ST. PETERSBURG, Fla. -- Meteorologists keeping track of Subtropical Storm Alberto forecast a 100-percent chance of soggy buns if your holiday weekend involves any sort of outdoor grilling.
On Friday morning, the National Hurricane Center upgraded Invest 90-L to Subtropical Storm Alberto, the first named storm ahead of the official June 1 hurricane season. It still remains an unorganized mess as it meanders off Mexico's Yucatán Peninsula but is expected to churn northward into the Gulf of Mexico and approach Florida.
As of 7am, the storm had top winds at 40 miles per hour. It's located at 20.9N, 85.1W, which is 120 miles ENE of Cozumel and 70 miles south of the western tip of Cuba. It's moving north at 9 mph.
It cannot become better organized at this point as conditions in the western Caribbean Sea aren't favorable for development. The system is too close to land, and wind shear in the upper levels of the atmosphere are blowing thunderstorms away from the supposed center of the low-pressure system.

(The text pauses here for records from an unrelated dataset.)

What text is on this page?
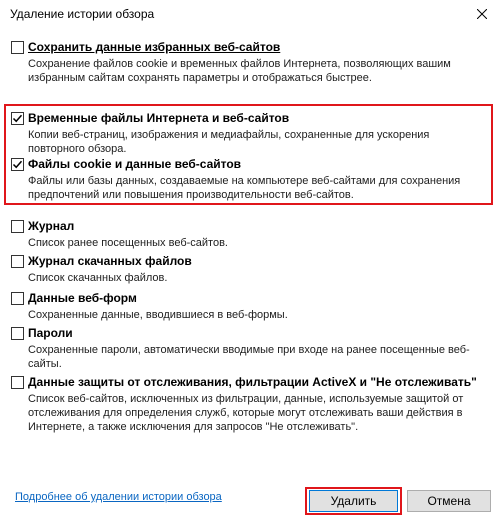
Удаление истории обзора
Сохранить данные избранных веб-сайтов
Сохранение файлов cookie и временных файлов Интернета, позволяющих вашим избранным сайтам сохранять параметры и отображаться быстрее.
Временные файлы Интернета и веб-сайтов
Копии веб-страниц, изображения и медиафайлы, сохраненные для ускорения повторного обзора.
Файлы cookie и данные веб-сайтов
Файлы или базы данных, создаваемые на компьютере веб-сайтами для сохранения предпочтений или повышения производительности веб-сайтов.
Журнал
Список ранее посещенных веб-сайтов.
Журнал скачанных файлов
Список скачанных файлов.
Данные веб-форм
Сохраненные данные, вводившиеся в веб-формы.
Пароли
Сохраненные пароли, автоматически вводимые при входе на ранее посещенные веб-сайты.
Данные защиты от отслеживания, фильтрации ActiveX и "Не отслеживать"
Список веб-сайтов, исключенных из фильтрации, данные, используемые защитой от отслеживания для определения служб, которые могут отслеживать ваши действия в Интернете, а также исключения для запросов "Не отслеживать".
Подробнее об удалении истории обзора	Удалить	Отмена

However, once Alberto gets into the Gulf, computer models suggest it strengthening into a stronger storm as it enters a more favorable environment.
The subtropical or tropical designation is given to a storm with winds in excess of 39 mph. For Alberto to be considered a "tropical" storm, relatively warm air must be contained within its center. Currently, that is not the case and is given the "subtropical" name.
Regardless of development, don't focus so much on where the "center" of the system will go. All of Florida will be on the eastern side of the storm, threatened most by heavy rainfall with a general 2-3 inches forecast.
Some areas under the heavier bands could receive up even more.